An exploration of the tense and haunting world of Agoraphobia, Outside is an insightful and intriguing piece, with plenty of potential.
Although it has a hint of predictability, the concepts and impressions which the play raises are interesting and thought-provoking. The cast successfully maintains the appropriate deep, and sometimes dark, tone, forcing perceptions to feel tantalizing and significant. The writing is eloquent with a relaxed and fluid style which fits comfortably with the cast and intimate venue.

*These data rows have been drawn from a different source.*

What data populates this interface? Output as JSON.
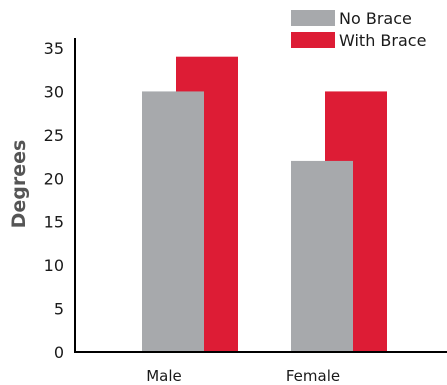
{
  "chart_data": {
    "type": "bar",
    "title": "",
    "xlabel": "",
    "ylabel": "Degrees",
    "ylim": [
      0,
      35
    ],
    "yticks": [
      0,
      5,
      10,
      15,
      20,
      25,
      30,
      35
    ],
    "categories": [
      "Male",
      "Female"
    ],
    "series": [
      {
        "name": "No Brace",
        "values": [
          30,
          22
        ],
        "color": "#a7a9ac"
      },
      {
        "name": "With Brace",
        "values": [
          34,
          30
        ],
        "color": "#dd1c35"
      }
    ],
    "legend_position": "top-right",
    "grid": false
  }
}
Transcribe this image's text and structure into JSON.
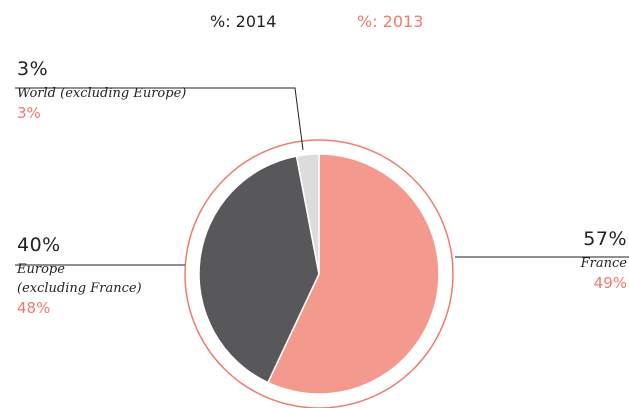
{
  "chart_data": {
    "type": "pie",
    "categories": [
      "France",
      "Europe\n(excluding France)",
      "World (excluding Europe)"
    ],
    "colors": [
      "#f4998d",
      "#58585a",
      "#dcdcdc"
    ],
    "series": [
      {
        "name": "%: 2014",
        "color": "#222222",
        "values": [
          57,
          40,
          3
        ],
        "value_labels": [
          "57%",
          "40%",
          "3%"
        ]
      },
      {
        "name": "%: 2013",
        "color": "#ef7b6e",
        "values": [
          49,
          48,
          3
        ],
        "value_labels": [
          "49%",
          "48%",
          "3%"
        ]
      }
    ]
  }
}
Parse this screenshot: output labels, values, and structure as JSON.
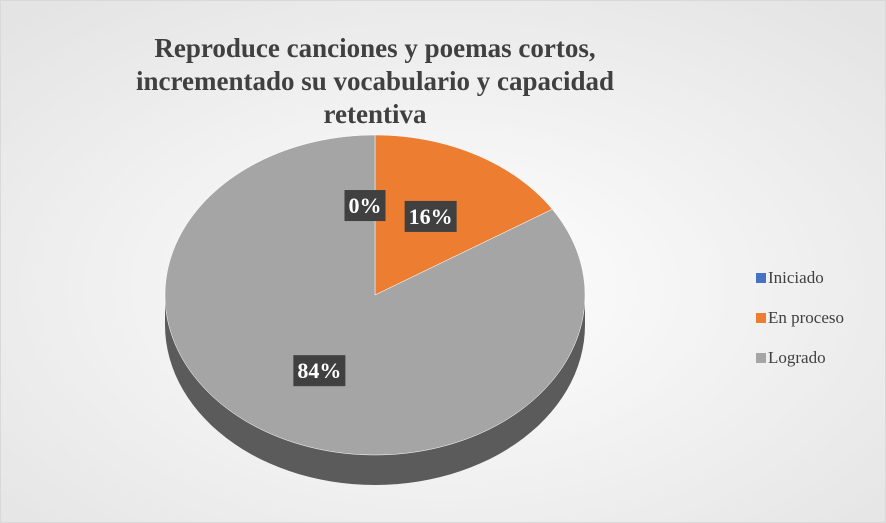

Through physicality, voice and expression, Kelly’s characterisation of Nick is immediately impressive. He moulds Nick to become startlingly endearing and hold tremendous presence throughout. His stillness is transfixing and his sparkling, terrified eyes are incredibly powerful; Nick’s ironic and baffling complexities are expressed delicately and persuasively.
Stodel is fully commanding and confident throughout. Despite some occasional lapses in the credibility of his performance, he leaves a strong, lingering impression each time he leaves the stage. He and Kelly compliment one another, with their intense and manipulative relationship being convincing and intense.
Reavey’s on stage connection with both characters is charming, her relaxed performance bonding all three together to make the piece feel whole, complete and engaging. Her expression of Lilly’s innocence and attractive nature is captivating, subtle and calming.
Despite some flatness and dragging scenes, overall the cast successfully maintained the tense and curious atmosphere of the piece, achieving focus and intrigue with each emotional moment. The piece hinted towards, at times, requiring a greater contrast between the differing emotional fragments to consolidate its impact, but the cast managed to maintain a sufficient intensity to engage its audience.
Outside is curiously inviting, devasting and astute.